One of the most important part is to monitor networking equipment so we started by configuring snmp_exporter to fetch data from one of our switches. The calls to NetSNMP that the exporter makes are different under CentOS so we had to re-compile some of the binaries, we did encounter small hiccups here and there but with the help of Brian Brazil from Robust Perception, we got everything sorted out quickly. Once we got snmp_exporter working, we were able to easily add new devices and fetch SNMP data. We now have our core network monitored in Grafana (including 13 switches, 10 VLANs).
After that we configured node_exporter as we required analytics on workstations, render blades and servers. In our field, when a CPU is not at 100% it’s a problem, we want to use all the power we can so in the end temperature is more critical. Plus, we need as much uptime as possible so all our stations have email alerts setup via Prometheus’s Alertmanager so we’re aware when anything is down.
Our specific needs require us to monitor custom data from clients, it’s made easy through the use of node_exporter’s textfile collector function. A cronjob outputs specific data from any given tool into a pre-formatted text file in a format readable by Prometheus.
Since all the data is available through the HTTP protocol, we wrote a Python script to fetch data from Prometheus. We store it in a MySQL database accessed via a web application that creates a live floor map. This allows us to know with a simple mouse over which user is seated where with what type of hardware. We also created another page with user’s picture & department information, it helps new employees know who’s their neighbour. The website is still an ongoing project so please don’t judge the look, we’re sysadmins after all not web designers :-)

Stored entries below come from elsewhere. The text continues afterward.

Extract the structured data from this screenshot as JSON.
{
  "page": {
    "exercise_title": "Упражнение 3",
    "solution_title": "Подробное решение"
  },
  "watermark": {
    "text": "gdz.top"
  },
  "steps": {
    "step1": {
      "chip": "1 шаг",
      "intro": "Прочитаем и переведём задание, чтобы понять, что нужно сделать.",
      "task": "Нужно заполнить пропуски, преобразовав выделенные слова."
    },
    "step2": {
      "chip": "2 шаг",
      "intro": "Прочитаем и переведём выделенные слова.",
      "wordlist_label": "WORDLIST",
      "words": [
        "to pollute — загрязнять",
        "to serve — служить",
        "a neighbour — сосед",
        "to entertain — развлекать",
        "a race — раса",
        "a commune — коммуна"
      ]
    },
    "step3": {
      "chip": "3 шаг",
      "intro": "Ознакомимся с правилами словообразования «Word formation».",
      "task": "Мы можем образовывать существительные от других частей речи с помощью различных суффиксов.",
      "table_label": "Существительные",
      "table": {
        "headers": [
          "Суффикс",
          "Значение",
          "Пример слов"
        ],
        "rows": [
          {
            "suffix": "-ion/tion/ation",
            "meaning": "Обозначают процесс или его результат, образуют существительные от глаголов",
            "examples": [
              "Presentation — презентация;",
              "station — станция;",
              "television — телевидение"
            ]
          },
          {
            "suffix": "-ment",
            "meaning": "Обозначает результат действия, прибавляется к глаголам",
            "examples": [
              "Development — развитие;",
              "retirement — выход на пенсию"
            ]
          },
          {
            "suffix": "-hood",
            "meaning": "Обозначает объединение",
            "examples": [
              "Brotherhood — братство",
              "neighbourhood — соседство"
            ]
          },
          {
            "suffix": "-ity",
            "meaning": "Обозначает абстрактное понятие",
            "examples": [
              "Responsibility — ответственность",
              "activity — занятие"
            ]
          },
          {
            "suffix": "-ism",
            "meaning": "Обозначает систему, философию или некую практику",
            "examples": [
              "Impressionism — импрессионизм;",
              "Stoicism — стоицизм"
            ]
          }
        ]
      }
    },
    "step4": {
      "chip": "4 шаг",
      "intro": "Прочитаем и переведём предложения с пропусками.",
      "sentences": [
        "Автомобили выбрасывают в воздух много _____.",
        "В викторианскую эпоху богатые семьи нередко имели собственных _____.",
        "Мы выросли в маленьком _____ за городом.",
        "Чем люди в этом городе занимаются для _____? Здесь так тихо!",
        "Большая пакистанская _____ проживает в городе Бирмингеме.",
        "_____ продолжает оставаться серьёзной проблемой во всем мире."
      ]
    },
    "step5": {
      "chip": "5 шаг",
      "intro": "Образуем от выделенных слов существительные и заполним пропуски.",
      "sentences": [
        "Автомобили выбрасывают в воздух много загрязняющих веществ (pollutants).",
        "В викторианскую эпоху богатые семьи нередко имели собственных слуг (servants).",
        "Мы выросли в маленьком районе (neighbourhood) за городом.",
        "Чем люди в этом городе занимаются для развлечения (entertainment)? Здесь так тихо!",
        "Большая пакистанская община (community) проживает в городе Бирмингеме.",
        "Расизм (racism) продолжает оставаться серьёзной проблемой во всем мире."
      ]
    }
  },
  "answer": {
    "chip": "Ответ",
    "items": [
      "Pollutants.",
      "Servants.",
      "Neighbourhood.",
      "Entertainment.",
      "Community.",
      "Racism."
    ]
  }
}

It gave us an opportunity to change the way we monitor everything in the studio and inspired us to create a new custom floor map with all the data which has been initially fetched by Prometheus. The setup is a lot simpler with one service to rule them all.
We’re currently in the process of integrating software licenses usage with Prometheus. The information will give artists a good idea of whom is using what and where.
We will continue to customize and add new stuff to Prometheus by user demand and since we work with artists, we know there will be plenty :-) With SNMP and the node_exporter’s custom text file inputs, the possibilities are endless...